Abstract

The concept of public value has expanded the ambition of public organizations, encouraging them to create desirable societal outcomes together with stakeholders (Moore, 1995; Williams and Shearer, 2011). However, different tasks and different stakeholders prioritize different dimensions of value. Public organizations have to satisfy competing demands for optimal efficiency, maximum legitimacy, and utmost quality from diverse stakeholders such as tax payers, politicians, professionals, and clients (Hood, 1991; Noordegraaf, 2015). This confronts organizations with tough dilemmas. How can the public prosecution service combine a rapid response to injustice with careful legal proceedings?
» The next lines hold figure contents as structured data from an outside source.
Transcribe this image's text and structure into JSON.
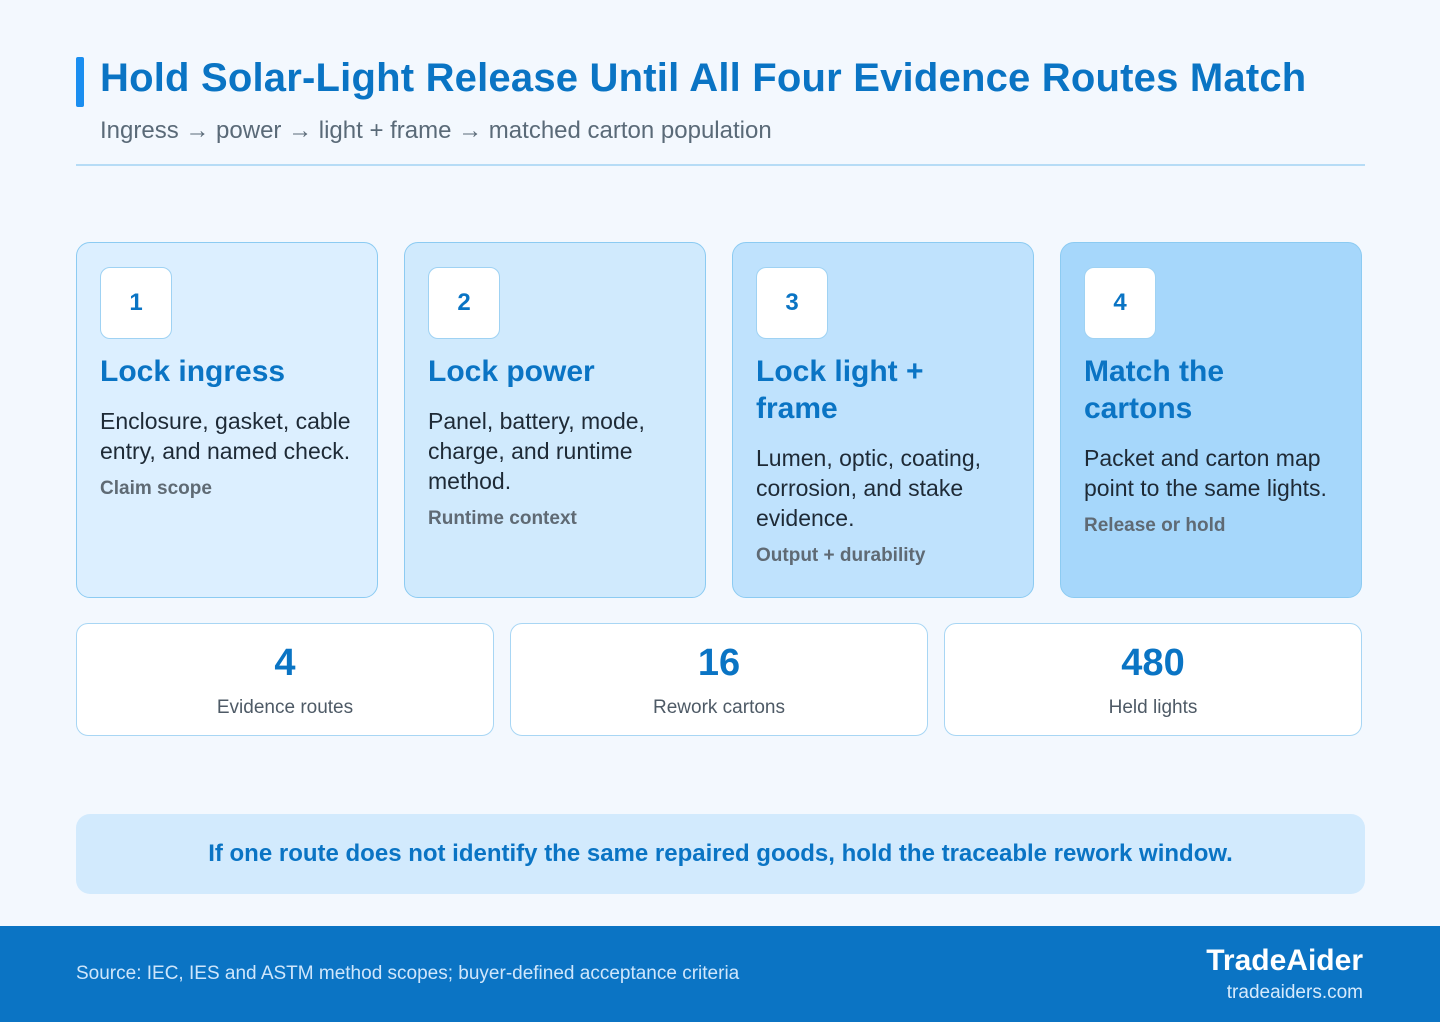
{
  "header": {
    "title": "Hold Solar-Light Release Until All Four Evidence Routes Match",
    "subtitle": "Ingress → power → light + frame → matched carton population"
  },
  "steps": [
    {
      "number": "1",
      "title": "Lock ingress",
      "description": "Enclosure, gasket, cable entry, and named check.",
      "tag": "Claim scope"
    },
    {
      "number": "2",
      "title": "Lock power",
      "description": "Panel, battery, mode, charge, and runtime method.",
      "tag": "Runtime context"
    },
    {
      "number": "3",
      "title": "Lock light + frame",
      "description": "Lumen, optic, coating, corrosion, and stake evidence.",
      "tag": "Output + durability"
    },
    {
      "number": "4",
      "title": "Match the cartons",
      "description": "Packet and carton map point to the same lights.",
      "tag": "Release or hold"
    }
  ],
  "stats": [
    {
      "value": "4",
      "label": "Evidence routes"
    },
    {
      "value": "16",
      "label": "Rework cartons"
    },
    {
      "value": "480",
      "label": "Held lights"
    }
  ],
  "note": "If one route does not identify the same repaired goods, hold the traceable rework window.",
  "footer": {
    "source": "Source: IEC, IES and ASTM method scopes; buyer-defined acceptance criteria",
    "brand": "TradeAider",
    "url": "tradeaiders.com"
  }
}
How can universities support the development of academic quality while maintaining outstanding facilities? How can a hospital combine the highest quality care with the lowest possible costs? How can elderly people be provided with customized care in the face of limited public means? Public organizations do not have the luxury of cherry-picking dimensions of value; they have to fulfill all dimensions at the same time to satisfy all their stakeholders (Talbot, 2010; Moore, 2013). Yet serving all dimensions of public value leads to constant choices and challenges for frontline staff, managers, and stakeholders, potentially leading to never-ending confusion and conflict. Public organizations so risk chasing all dimensions of value, but attaining none of them. We here approach the tension between the different dimensions of public value as an organizational design problem. How should the responsibilities for the different dimensions of value be allocated across the organizational structure? Where in the organization should the different dimensions be brought together? What management work is required to deal with the remaining conflict between the different dimensions? We suggest that organizations should design different types of organizational spaces where value is created, differing in the extent to which the different dimensions of value are separated or integrated.